The security chiefs want to temporarily step down during the mission of a UN investigation into the killing of former prime minister Rafiq al-Hariri, the state news agency said on Friday.

General Security chief General Jamil Sayyid and General Ali Haj, head of Internal Security Forces, presented their offer in writing to Prime Minister Najib Miqati, the agency said.

Sayyid and Haj were among several security leaders whose removal has been demanded by the opposition for suspected direct or indirect involvement in the killing.

"I put myself at the disposition [of the prime minister] from the moment the international inquiry commission starts its work and until it completes its mission," Sayyid said.

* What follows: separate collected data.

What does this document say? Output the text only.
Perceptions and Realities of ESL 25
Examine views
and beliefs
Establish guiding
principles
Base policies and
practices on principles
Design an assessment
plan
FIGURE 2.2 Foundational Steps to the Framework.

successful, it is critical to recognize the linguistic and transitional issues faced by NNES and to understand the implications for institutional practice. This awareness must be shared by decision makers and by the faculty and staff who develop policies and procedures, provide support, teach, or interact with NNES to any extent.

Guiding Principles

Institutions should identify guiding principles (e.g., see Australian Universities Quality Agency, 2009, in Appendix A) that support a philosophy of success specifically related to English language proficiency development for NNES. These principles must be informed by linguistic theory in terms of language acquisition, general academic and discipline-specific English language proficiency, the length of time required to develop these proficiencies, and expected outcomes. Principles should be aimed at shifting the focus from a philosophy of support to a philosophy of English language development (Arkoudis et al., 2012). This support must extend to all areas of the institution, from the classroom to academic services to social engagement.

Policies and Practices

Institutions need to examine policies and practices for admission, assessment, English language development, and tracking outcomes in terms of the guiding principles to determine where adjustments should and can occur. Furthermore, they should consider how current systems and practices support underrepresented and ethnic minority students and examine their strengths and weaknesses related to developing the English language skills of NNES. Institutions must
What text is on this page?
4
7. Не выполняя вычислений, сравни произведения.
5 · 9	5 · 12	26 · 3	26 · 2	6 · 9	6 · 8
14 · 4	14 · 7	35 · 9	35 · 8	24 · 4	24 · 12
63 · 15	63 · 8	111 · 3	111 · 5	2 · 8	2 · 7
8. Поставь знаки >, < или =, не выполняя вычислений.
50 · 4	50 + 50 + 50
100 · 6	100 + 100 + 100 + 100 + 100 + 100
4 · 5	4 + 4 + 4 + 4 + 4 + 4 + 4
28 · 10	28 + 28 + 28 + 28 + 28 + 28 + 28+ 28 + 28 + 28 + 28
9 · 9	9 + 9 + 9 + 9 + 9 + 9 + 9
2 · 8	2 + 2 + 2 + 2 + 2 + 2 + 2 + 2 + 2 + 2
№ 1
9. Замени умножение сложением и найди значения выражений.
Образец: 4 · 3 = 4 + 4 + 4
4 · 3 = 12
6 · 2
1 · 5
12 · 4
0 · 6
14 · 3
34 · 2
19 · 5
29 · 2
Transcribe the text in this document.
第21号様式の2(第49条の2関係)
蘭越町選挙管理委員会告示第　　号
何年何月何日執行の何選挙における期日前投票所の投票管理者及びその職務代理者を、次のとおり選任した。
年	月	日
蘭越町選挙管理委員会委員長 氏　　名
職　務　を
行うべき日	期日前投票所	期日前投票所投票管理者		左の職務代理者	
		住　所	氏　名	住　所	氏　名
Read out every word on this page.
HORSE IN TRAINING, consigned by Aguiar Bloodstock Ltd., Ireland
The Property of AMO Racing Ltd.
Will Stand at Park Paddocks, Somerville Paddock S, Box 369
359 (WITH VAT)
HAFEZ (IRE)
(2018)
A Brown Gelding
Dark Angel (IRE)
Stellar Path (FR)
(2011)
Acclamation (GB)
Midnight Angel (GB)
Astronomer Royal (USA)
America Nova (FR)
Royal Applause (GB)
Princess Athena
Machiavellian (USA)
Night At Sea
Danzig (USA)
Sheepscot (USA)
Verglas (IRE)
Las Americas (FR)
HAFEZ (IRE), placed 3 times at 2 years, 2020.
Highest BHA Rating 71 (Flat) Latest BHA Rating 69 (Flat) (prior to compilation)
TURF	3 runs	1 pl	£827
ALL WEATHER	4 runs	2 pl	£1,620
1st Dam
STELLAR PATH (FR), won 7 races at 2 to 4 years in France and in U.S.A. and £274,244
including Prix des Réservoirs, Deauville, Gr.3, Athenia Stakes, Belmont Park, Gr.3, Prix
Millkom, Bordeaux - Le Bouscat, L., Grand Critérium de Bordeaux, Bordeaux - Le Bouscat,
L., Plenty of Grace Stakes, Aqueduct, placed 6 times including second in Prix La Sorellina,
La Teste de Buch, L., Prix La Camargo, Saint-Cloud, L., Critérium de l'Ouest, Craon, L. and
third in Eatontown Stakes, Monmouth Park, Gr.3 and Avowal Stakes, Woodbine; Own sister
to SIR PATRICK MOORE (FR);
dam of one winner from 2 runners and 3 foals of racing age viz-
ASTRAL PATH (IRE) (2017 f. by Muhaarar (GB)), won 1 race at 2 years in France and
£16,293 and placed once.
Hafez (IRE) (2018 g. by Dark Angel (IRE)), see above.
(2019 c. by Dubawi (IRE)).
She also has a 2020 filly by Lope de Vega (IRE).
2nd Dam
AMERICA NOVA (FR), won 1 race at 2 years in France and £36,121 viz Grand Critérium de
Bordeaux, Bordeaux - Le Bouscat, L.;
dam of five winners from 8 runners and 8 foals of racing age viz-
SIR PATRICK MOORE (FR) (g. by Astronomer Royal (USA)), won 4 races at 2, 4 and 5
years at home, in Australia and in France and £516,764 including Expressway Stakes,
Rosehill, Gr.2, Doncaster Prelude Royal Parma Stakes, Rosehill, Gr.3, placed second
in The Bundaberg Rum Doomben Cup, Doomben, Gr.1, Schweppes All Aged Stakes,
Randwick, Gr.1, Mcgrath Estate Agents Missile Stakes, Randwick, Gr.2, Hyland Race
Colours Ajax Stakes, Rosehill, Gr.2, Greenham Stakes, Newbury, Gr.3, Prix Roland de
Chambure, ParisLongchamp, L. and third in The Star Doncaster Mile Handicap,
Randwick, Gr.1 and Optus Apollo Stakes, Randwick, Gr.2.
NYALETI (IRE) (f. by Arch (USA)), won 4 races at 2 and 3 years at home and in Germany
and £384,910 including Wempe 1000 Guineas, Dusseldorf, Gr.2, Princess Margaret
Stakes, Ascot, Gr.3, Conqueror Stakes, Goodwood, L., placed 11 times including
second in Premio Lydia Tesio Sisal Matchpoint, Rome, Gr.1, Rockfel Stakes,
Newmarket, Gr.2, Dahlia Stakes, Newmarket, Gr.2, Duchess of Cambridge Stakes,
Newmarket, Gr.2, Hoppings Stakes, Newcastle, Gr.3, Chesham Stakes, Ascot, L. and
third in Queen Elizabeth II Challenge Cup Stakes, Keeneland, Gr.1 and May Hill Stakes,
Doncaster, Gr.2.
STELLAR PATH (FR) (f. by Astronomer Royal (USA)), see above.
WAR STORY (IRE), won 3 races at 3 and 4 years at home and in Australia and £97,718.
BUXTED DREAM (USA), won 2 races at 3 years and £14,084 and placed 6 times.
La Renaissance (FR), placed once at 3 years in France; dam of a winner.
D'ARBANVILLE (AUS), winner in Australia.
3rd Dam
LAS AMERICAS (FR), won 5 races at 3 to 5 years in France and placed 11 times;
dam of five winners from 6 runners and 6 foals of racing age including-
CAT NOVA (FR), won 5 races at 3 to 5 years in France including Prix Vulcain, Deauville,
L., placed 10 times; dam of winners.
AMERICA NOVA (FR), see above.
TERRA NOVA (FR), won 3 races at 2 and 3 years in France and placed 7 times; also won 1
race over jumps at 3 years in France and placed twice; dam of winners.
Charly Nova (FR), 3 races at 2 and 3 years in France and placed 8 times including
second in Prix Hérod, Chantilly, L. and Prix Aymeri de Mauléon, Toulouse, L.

"In accordance with the recommendation of the United Nations, I will not exercise my functions during the period that the commission is working," he said.

Move questioned

Speaking to Aljazeera, Lebanese opposition minister of parliament Jean Oghastian described the offer made by the two security chiefs as illegal, saying a government official has no right to put himself at the disposal of the government.

"The two security officials have no right to determine the duration of their stepping aside, because these decisions could be made by the interior minister only," Oghastian said.

"The two security chiefs could only resign or take a leave without pay," he said.

Elections

Miqati said after a cabinet meeting on Friday the government was committed to meeting demands for the firing of security chiefs. He said he welcomed Sayyid's initiative.

Sayyid has put himself at the
disposal of the prime minister

The prime minister also said parliamentary elections would be held by 29 May, two days before the expiry of the legislature's mandate.

Miqati said he was sending to parliament a proposed mechanism to hold elections within the constitutional deadline.

But he warned that if parliament did not approve the proposed mechanism, his cabinet would call an election. "If the honourable parliament does not approve, we will be forced to call the electoral bodies a month before May 29, that is April 29, in order to conduct elections on May 29," Miqati said.

It was the first time a government leader in Lebanon gave a fixed date for the elections. The proposal, which Miqati did not disclose, appears to serve as a compromise between demands of the pro- and anti-Syrian camps.

Oghastian told Aljazeera: "The announcement meets the demands of the opposition as well as the demands of all Lebanese people."